Magic in the Moonlight is the latest by the prolific Woody Allen.
Colin Firth does a Mr Darcy again, but this time in the 1920s as Stanley Crawford. Stanley is a sarcastic, sceptical, pompous, egotistical magician who delights in exposing the chicanery of mystics and clairvoyants.
The setting is a toned-down Baz Luhrmann Great Gatsby style with lovely vintage cars, 1920s costumes and very nice French real estate.
Stanley‘s old school friend asks him to help expose a young American ‘mystic’ called Sophie Baker. Sophie and her mother are proposing to relieve a wealthy widow of some funds. Jacki Weaver plays the wealthy scatterbrained widow. She does it very well.
There are the usual Woody Allen relationship themes. The ease with which Sophie initially dupes Stanley lacks credibility but perhaps that is where the ‘magic in the moonlight’ comes in.

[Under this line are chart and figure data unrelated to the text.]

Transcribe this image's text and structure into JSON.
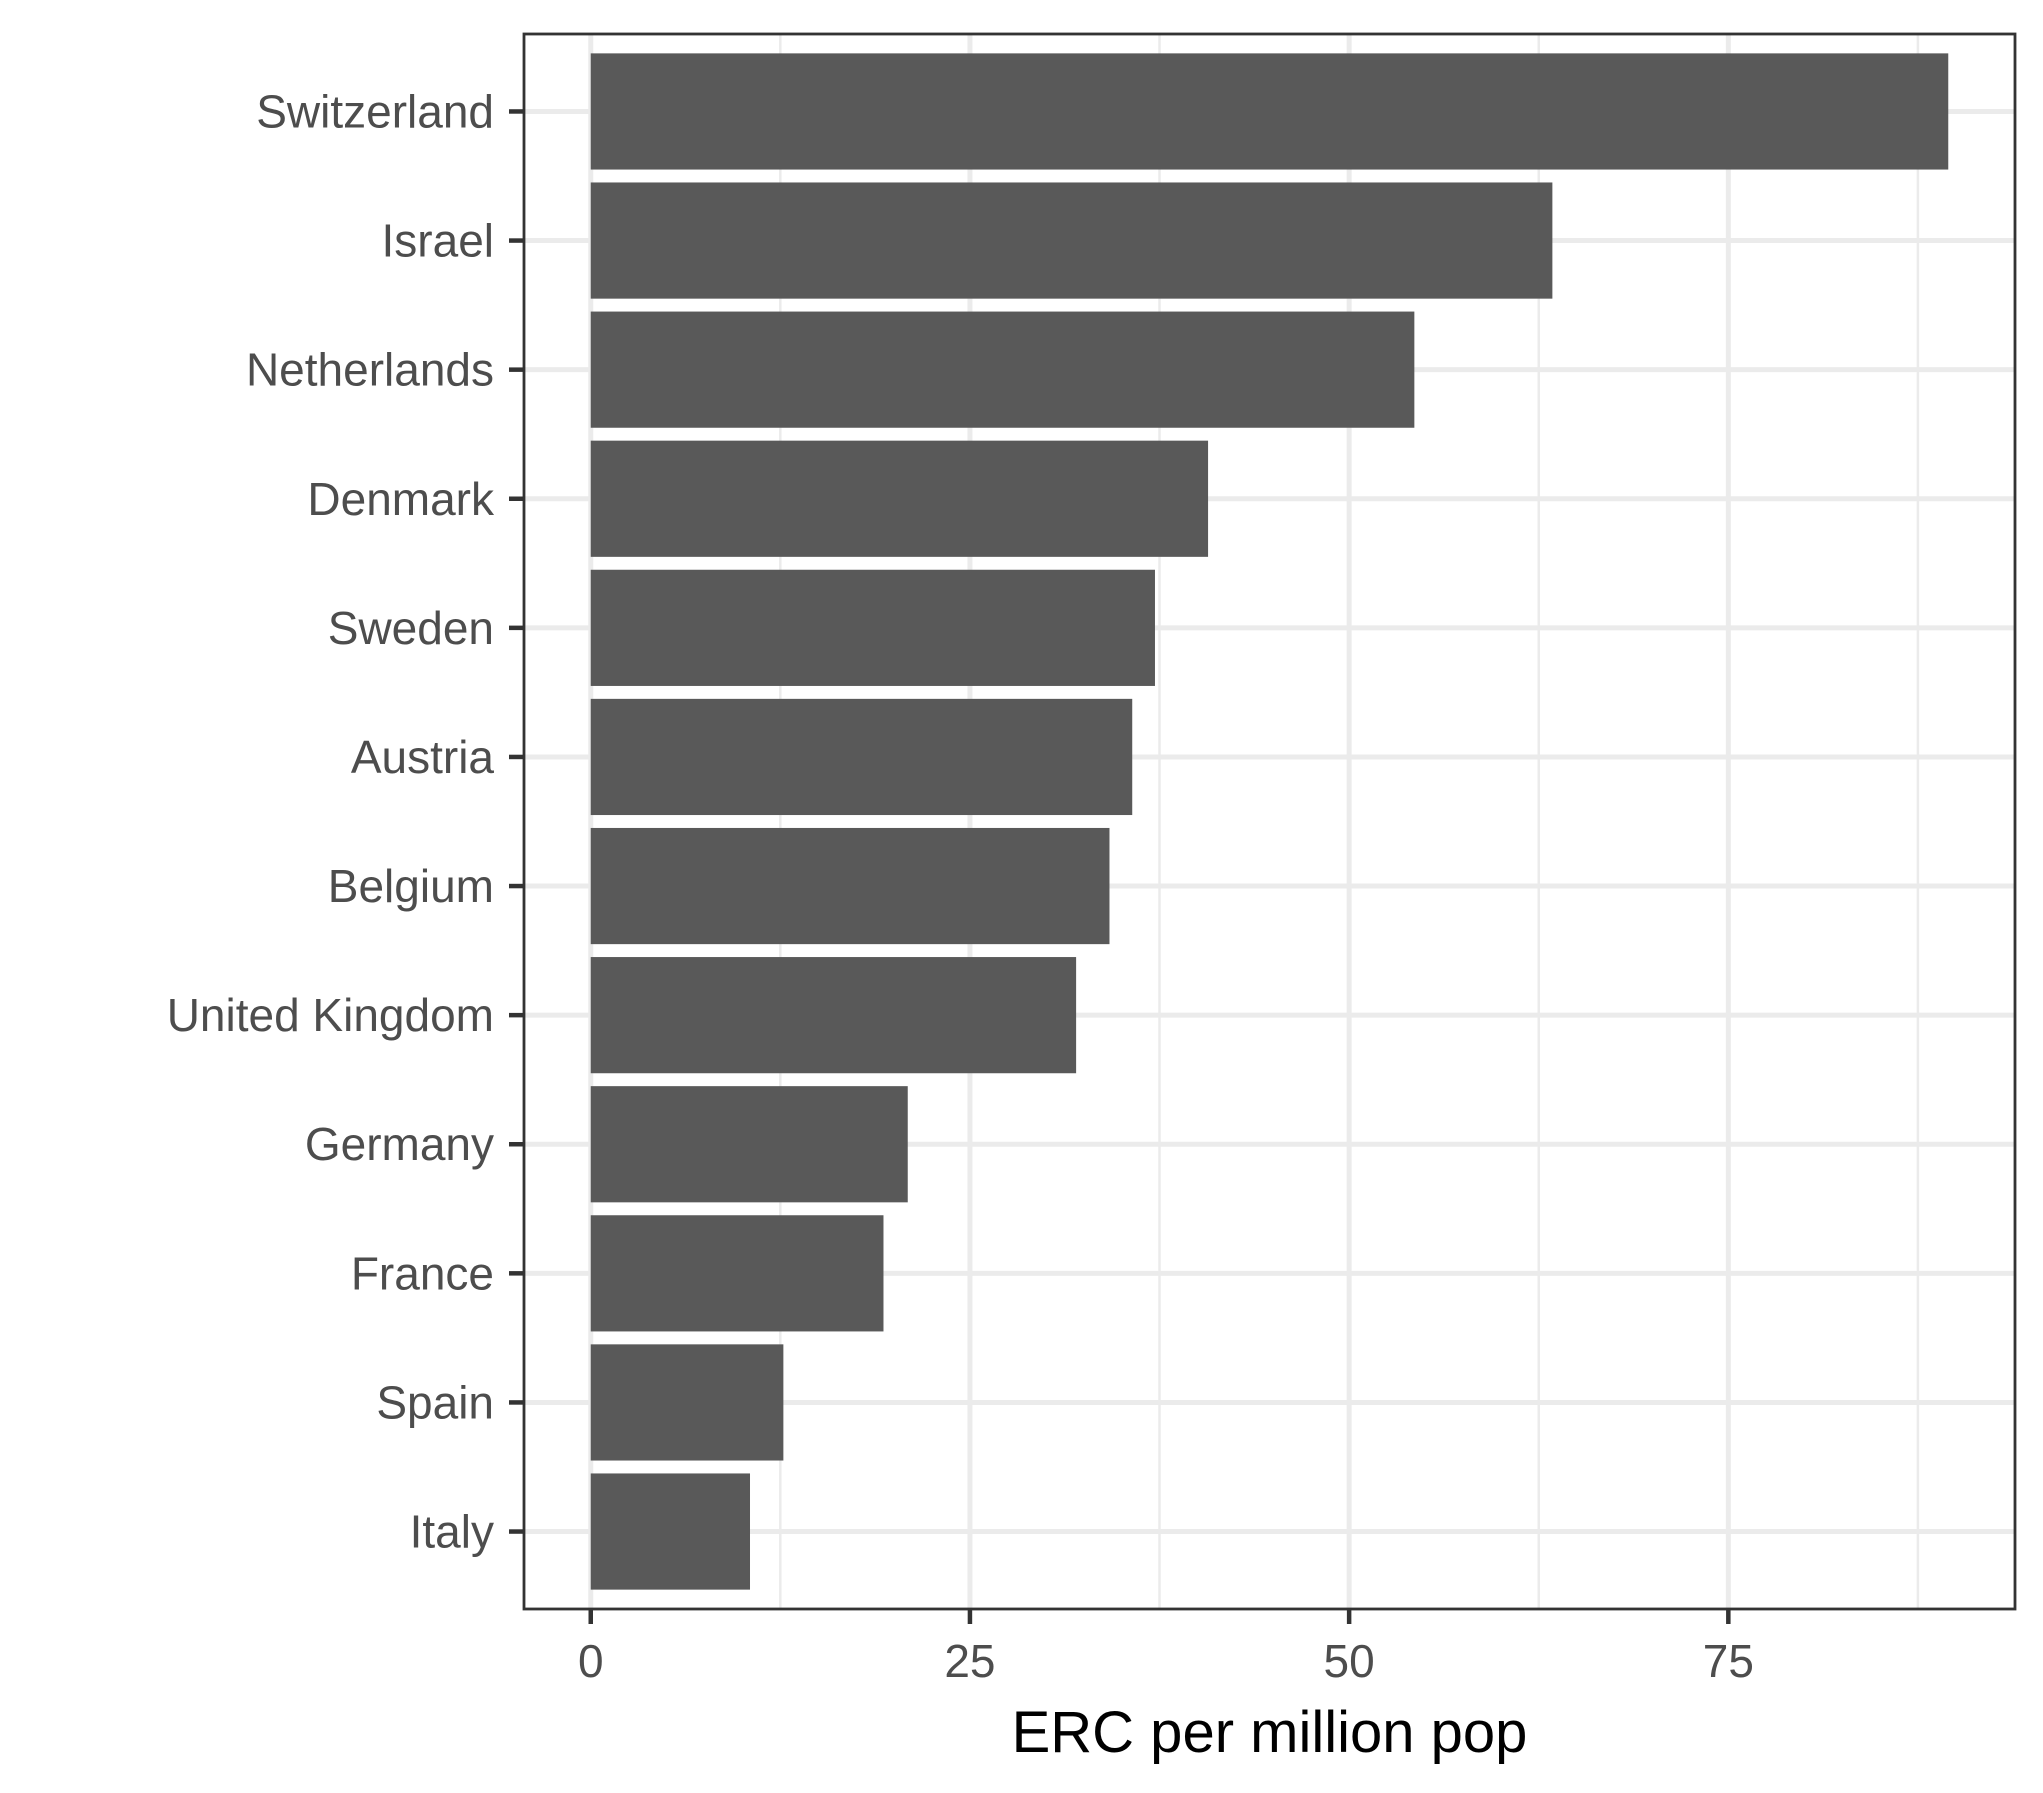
{
  "chart_data": {
    "type": "bar",
    "orientation": "horizontal",
    "categories": [
      "Switzerland",
      "Israel",
      "Netherlands",
      "Denmark",
      "Sweden",
      "Austria",
      "Belgium",
      "United Kingdom",
      "Germany",
      "France",
      "Spain",
      "Italy"
    ],
    "values": [
      89.5,
      63.4,
      54.3,
      40.7,
      37.2,
      35.7,
      34.2,
      32.0,
      20.9,
      19.3,
      12.7,
      10.5
    ],
    "title": "",
    "xlabel": "ERC per million pop",
    "ylabel": "",
    "xlim": [
      -4.4,
      93.9
    ],
    "xticks": [
      0,
      25,
      50,
      75
    ],
    "xtick_labels": [
      "0",
      "25",
      "50",
      "75"
    ],
    "grid": true,
    "legend": "none",
    "bar_color": "#595959",
    "grid_color": "#ebebeb",
    "panel_border_color": "#333333"
  }
}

Many critics also mention the lack of chemistry between Stanley and Sophie. The best scenes are with Stanley and his aunt which one reviewer has described as reminiscent of P.G. Wodehouse.
Critics of the film, including The Sydney Morning Herald reviewer, feel that Woody Allen “could do better“ and is rushing to achieve one film per year at some cost to film quality. He has had some big legal bills.
All that said, if you are looking for some lightweight frivolity this could be just the ticket.